Without getting into details, they escape. However, Calista’s injuries are too severe for fae healing. Indebted to Calista for her part in their escape, Falco takes her to the heart of the Great Forest, known as the Deepwood, where the two ancient and powerful guardians dwell. The unicorn guardians agree to heal her, but their healing manifests as something other than mere “restoration.” As part of his debt of honor, Falco vows to join his soul with Calista’s, which means he must relinquish his expectations of a marriage to the Lord General’s lovely daughter, Sorcinnia.

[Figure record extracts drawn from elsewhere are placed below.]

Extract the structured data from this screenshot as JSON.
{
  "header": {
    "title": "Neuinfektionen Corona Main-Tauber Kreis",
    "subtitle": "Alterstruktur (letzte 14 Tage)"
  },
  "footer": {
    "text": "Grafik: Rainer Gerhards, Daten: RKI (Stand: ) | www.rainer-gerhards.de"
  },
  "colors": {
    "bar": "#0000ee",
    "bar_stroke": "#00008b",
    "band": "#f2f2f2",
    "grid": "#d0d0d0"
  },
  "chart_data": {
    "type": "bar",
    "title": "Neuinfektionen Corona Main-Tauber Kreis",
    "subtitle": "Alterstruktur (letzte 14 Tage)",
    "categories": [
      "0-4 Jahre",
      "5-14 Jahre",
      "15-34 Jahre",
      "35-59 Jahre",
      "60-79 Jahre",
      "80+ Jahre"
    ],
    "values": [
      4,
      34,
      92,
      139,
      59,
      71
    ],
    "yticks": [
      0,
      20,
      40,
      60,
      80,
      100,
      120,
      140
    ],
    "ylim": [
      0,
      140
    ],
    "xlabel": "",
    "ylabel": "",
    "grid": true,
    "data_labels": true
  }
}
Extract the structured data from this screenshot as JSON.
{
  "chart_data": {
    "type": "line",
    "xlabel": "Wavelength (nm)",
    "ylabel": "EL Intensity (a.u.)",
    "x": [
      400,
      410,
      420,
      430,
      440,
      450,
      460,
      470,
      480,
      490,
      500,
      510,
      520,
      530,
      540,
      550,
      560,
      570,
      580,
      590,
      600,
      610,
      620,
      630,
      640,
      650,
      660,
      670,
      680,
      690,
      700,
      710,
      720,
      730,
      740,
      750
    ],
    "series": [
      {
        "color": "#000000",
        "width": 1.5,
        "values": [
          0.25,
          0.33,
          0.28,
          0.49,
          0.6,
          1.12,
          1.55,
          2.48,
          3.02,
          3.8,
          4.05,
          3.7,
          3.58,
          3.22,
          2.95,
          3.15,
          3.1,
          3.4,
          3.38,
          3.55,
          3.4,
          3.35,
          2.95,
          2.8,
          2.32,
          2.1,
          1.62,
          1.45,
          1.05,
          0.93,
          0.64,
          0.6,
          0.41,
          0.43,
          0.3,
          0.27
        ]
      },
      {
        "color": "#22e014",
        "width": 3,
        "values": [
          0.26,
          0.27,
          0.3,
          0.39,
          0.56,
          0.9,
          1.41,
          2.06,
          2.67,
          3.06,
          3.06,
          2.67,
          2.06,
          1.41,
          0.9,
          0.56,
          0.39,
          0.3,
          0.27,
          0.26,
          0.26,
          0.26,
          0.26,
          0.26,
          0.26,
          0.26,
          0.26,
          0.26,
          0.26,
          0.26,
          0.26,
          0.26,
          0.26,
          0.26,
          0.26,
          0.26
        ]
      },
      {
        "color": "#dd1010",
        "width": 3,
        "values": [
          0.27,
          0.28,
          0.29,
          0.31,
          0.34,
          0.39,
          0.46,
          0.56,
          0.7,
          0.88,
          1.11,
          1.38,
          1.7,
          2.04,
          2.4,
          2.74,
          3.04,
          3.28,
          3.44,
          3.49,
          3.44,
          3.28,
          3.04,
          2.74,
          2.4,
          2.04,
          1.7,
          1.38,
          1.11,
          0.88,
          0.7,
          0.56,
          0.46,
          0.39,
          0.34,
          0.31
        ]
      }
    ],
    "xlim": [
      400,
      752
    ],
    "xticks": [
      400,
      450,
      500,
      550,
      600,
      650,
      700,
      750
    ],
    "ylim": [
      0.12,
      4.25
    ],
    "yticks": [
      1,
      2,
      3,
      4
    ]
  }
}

Thus far, the adjustment period occupies much of the book. Calista is Witchbreed, not fae, and therefore different in a race and culture that prizes conformity. Froúrio Daimónafae, a Dwarf gardener, and a Pixie maid befriend her as she tries to find a place for herself and occupation within Daimónagi society and reconcile that she is not Falco’s choice of bride.
Since this is a fantasy romance, Falco’s affection for Calista grows, as well as hers for him. In a departure from my usual stuff, we’re not dealing with “instalust” or love at first sight. Heck, I’ve gone 50,000-plus words into the book and they’ve hardly done more than kissed. There’s a good reason for that, not the least of which is Falco’s determination to treat his bride with honor.
I begin to wonder if Falco’s version of romance hero is a backlash against the arrogant, womanizing jerks that serve as hero material in most romances today.